Selama kurang lebih delapan belas tahun saya tinggal di Kalimantan. Lahir di Kalimantan Selatan dan besar di Kalimantan Timur. Rasanya baru kemarin saya pindah ke Surabaya, seolah kenangan tinggal di Kalimantan terasa membekas di hati.

Masa remaja saya habiskan di Balikpapan, Kalimantan Timur. Walau masa remaja saya tergolong biasa-biasa saja, namun kehangatan keluarga masih membekas. Apalagi ketika itu almarhum Bapak masih hidup dan masih aktif bekerja.

Di Balikpapan banyak kenangan manis, salah satunya kuliner. Walau kedua orang tua saya tidak membiasakan jajan di luar namun sesekali mereka mengajak saya untuk kuliner.

Satu kuliner yang tak pernah hilang dalam memori adalah Nasi Kuning Banjar.
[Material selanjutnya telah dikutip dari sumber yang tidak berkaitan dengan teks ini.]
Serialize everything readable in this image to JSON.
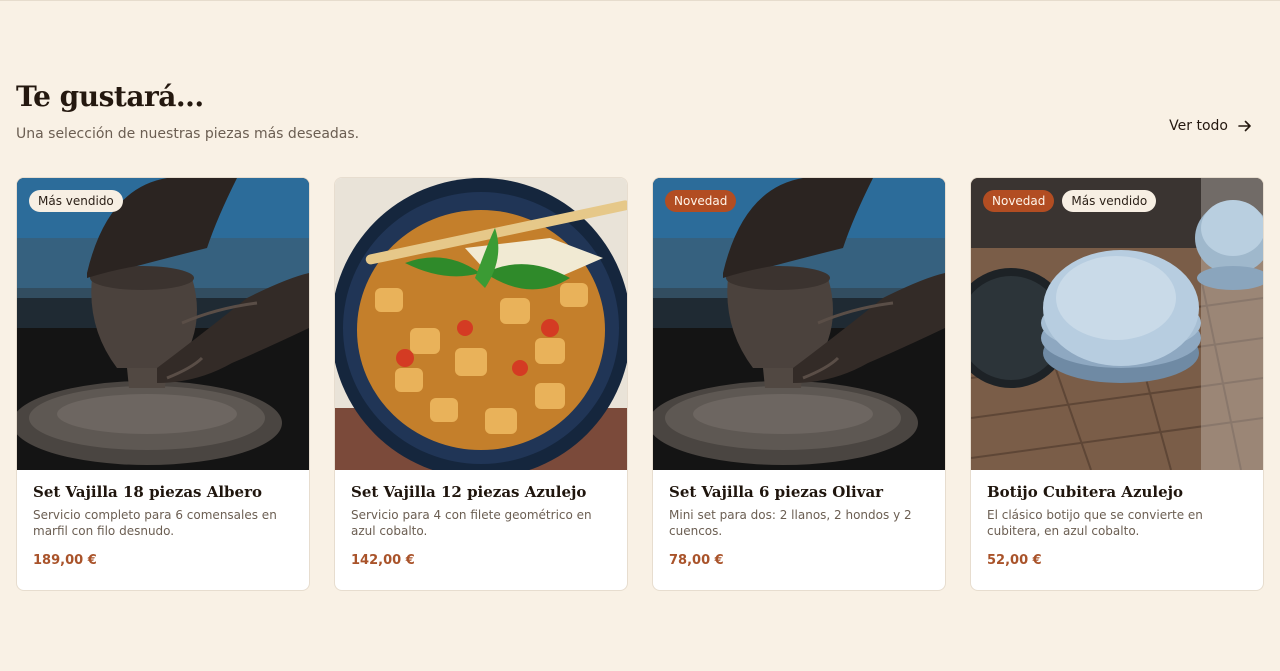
{
  "section": {
    "title": "Te gustará...",
    "subtitle": "Una selección de nuestras piezas más deseadas.",
    "view_all_label": "Ver todo"
  },
  "colors": {
    "background": "#f9f1e5",
    "accent": "#b24d22",
    "price": "#a9532a"
  },
  "products": [
    {
      "name": "Set Vajilla 18 piezas Albero",
      "description": "Servicio completo para 6 comensales en marfil con filo desnudo.",
      "price": "189,00 €",
      "badges": [
        "Más vendido"
      ],
      "image": "potter-wheel-photo"
    },
    {
      "name": "Set Vajilla 12 piezas Azulejo",
      "description": "Servicio para 4 con filete geométrico en azul cobalto.",
      "price": "142,00 €",
      "badges": [],
      "image": "stew-dish-photo"
    },
    {
      "name": "Set Vajilla 6 piezas Olivar",
      "description": "Mini set para dos: 2 llanos, 2 hondos y 2 cuencos.",
      "price": "78,00 €",
      "badges": [
        "Novedad"
      ],
      "image": "potter-wheel-photo"
    },
    {
      "name": "Botijo Cubitera Azulejo",
      "description": "El clásico botijo que se convierte en cubitera, en azul cobalto.",
      "price": "52,00 €",
      "badges": [
        "Novedad",
        "Más vendido"
      ],
      "image": "plates-stack-photo"
    }
  ]
}
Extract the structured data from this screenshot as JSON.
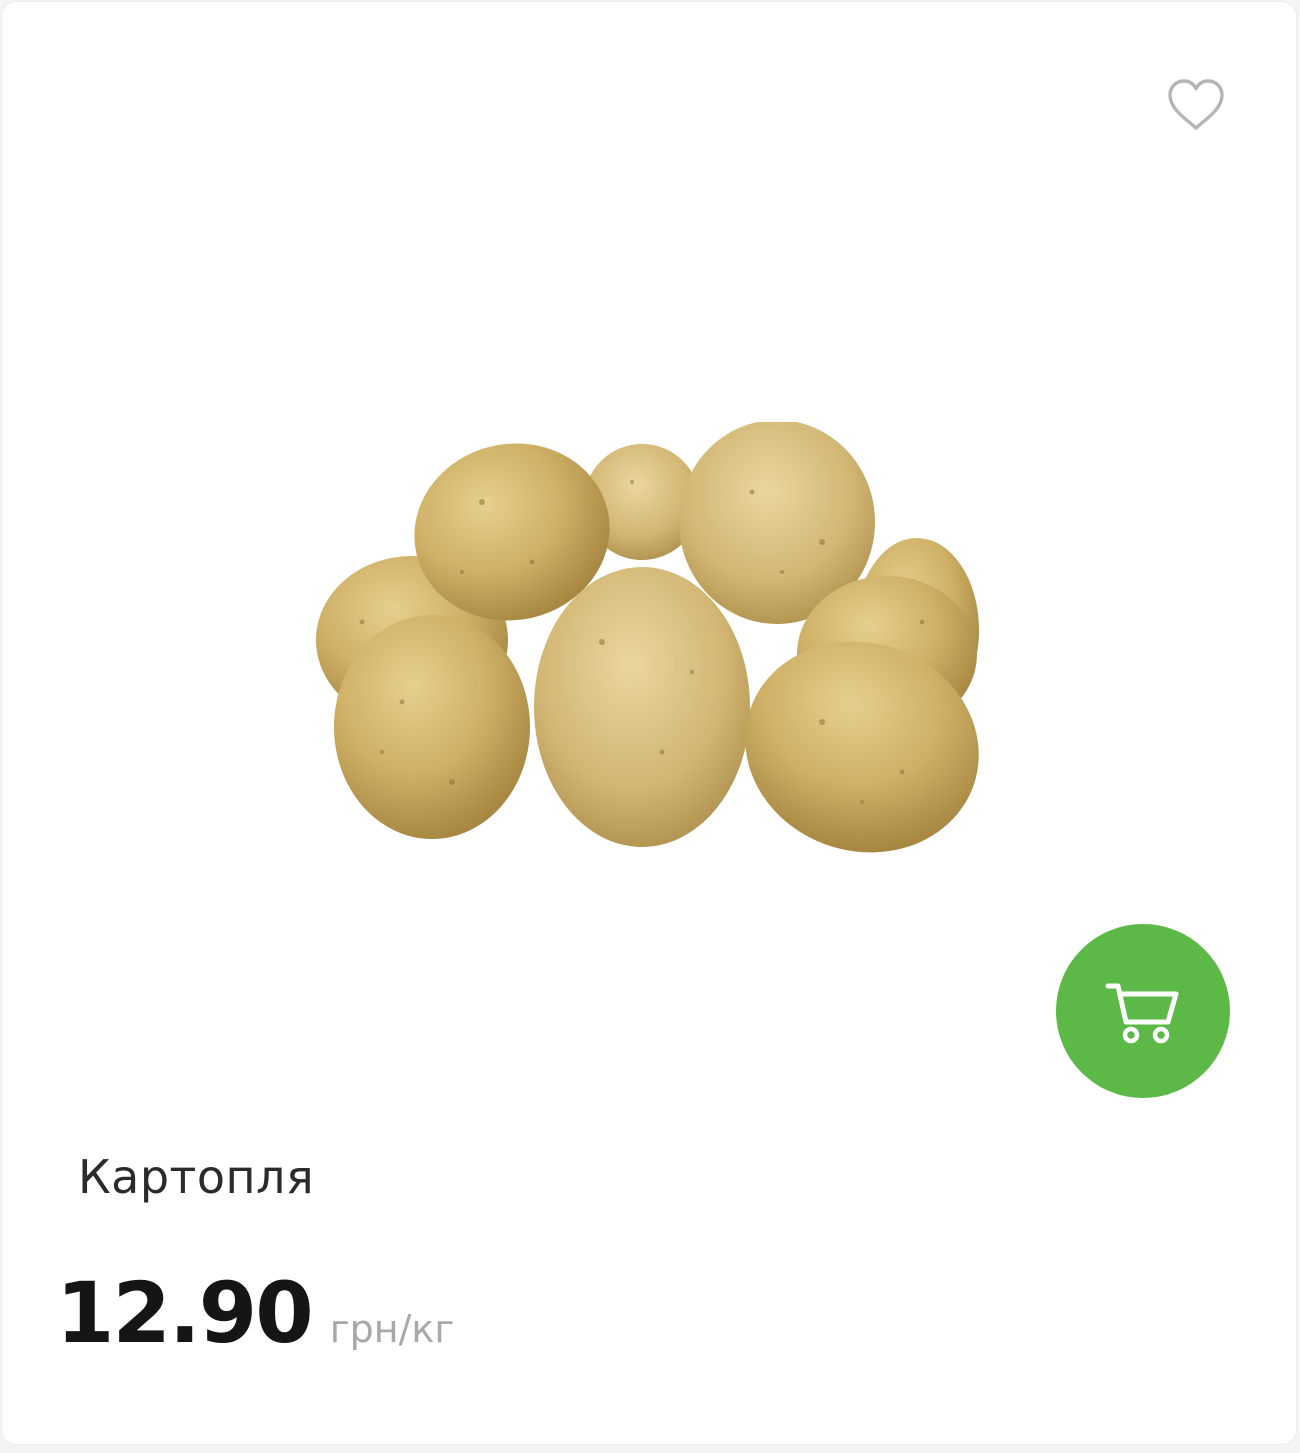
{
  "product": {
    "name": "Картопля",
    "price": "12.90",
    "unit": "грн/кг",
    "image_icon": "potatoes-image"
  },
  "actions": {
    "favorite_icon": "heart-outline-icon",
    "cart_icon": "shopping-cart-icon"
  },
  "colors": {
    "accent": "#5cb847",
    "price_text": "#151515",
    "unit_text": "#a8a8a8",
    "favorite_icon": "#b5b5b5"
  }
}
Bahkan sampai saya pindah ke Surabaya pun, saya masih mencari kuliner ini. Alhamdulillah nasi kuning Banjar juga dijual di Surabaya. Namun memang kita harus jeli dalam mencari kuliner daerah. Karena tidak semua sudut kota Surabaya terdapat pedagang kuliner daerah.
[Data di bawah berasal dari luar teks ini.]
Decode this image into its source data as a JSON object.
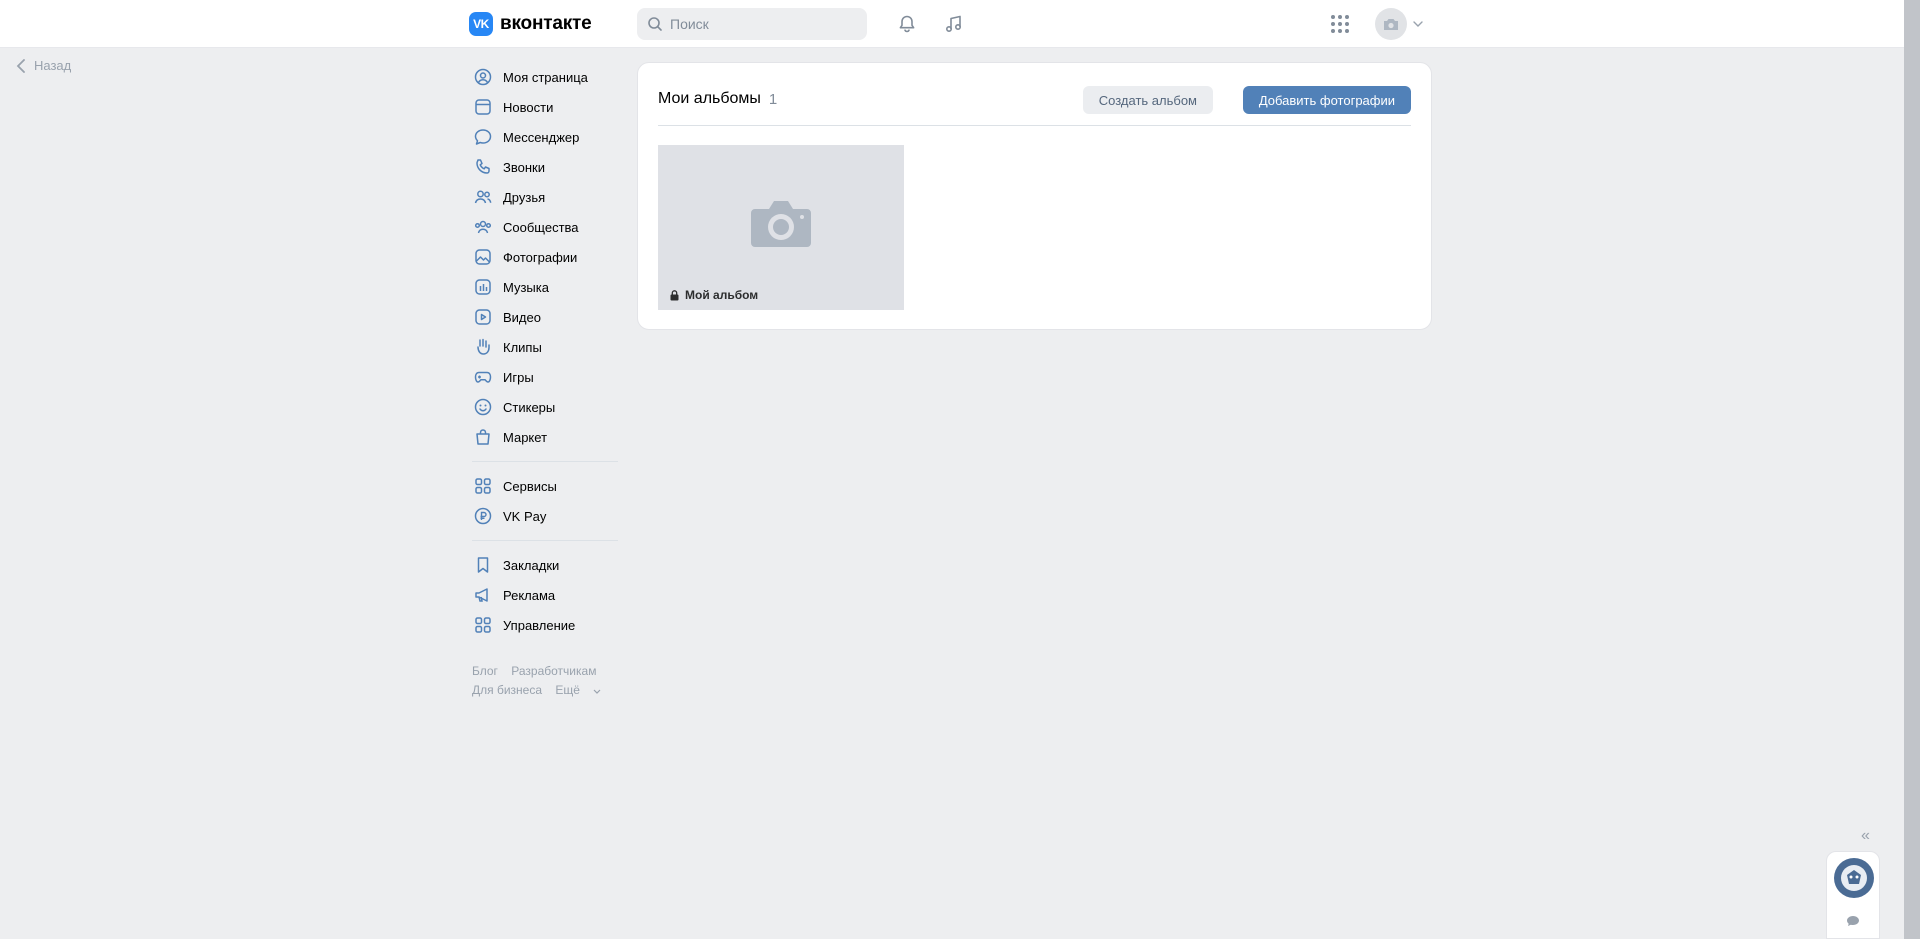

Mengapa Suka Dengan Nasi Kuning Banjar

Entah mengapa saya tidak bisa melupakan nasi kuning Banjar begitu saja. Bahkan setelah 23 tahun saya meninggalkan Balikpapan, tak juga lupa. Sesekali saya sempatkan untuk wisata kuliner nasi kuning Banjar di Surabaya.

Biasanya sih langganan saya adalah Nasi Kuning Banjar Rochman yang membuka outletnya di Indomaret maupun Alfamart yang ada di Surabaya. Selain itu Nasi Kuning Banjar juga menerima pembelian secara online melalui aplikasi. Beruntung sekali saya hidup di zaman serba modern yang dengan mudahnya memesan makanan legend semasa di Balikpapan dulu. 
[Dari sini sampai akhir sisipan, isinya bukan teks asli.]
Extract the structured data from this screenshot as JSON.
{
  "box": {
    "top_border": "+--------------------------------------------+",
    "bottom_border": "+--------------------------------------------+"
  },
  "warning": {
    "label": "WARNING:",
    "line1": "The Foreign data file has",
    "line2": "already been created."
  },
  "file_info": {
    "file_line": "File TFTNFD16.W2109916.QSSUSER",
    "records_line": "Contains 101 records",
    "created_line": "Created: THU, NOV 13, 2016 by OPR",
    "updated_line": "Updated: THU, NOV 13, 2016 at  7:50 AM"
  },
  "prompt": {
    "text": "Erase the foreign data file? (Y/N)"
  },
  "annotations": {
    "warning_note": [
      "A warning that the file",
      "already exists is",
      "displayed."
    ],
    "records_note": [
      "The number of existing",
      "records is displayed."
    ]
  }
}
Lalu apa keistimewaan Nasi Kuning Banjar sehingga saya tidak bisa melupakannya bahwa di kota sekarang. Berikut keistimewaannya:
  1. Menggunakan bumbu masak habang. Bumbu masak habang ini terbuat dari cabai yang sudah dikeringkan dan setahu saya hanya ada di Banjarmasin atau Kalimantan saja.
  2. Bisa memiliki ikan yang kita sukai, seperti ayam, telur atau ikan haruan. Ikan haruan bisa jadi salah satu lauk khas yang melengkapi nasi kuning Banjar.
Bukan bermaksud membandingkan dengan nasi kuning yang saya temui di Jawa, namun memang nasi kuning di Jawa termasuk kategori keringan alias tidak menggunakan bumbu masak habang atau bumbu Bali. Saya juga suka dengan nasi kuning yang ada di Jawa namun kalau disuruh memilih maka lidah akan lebih cenderung melahap nasi kuning Banjar.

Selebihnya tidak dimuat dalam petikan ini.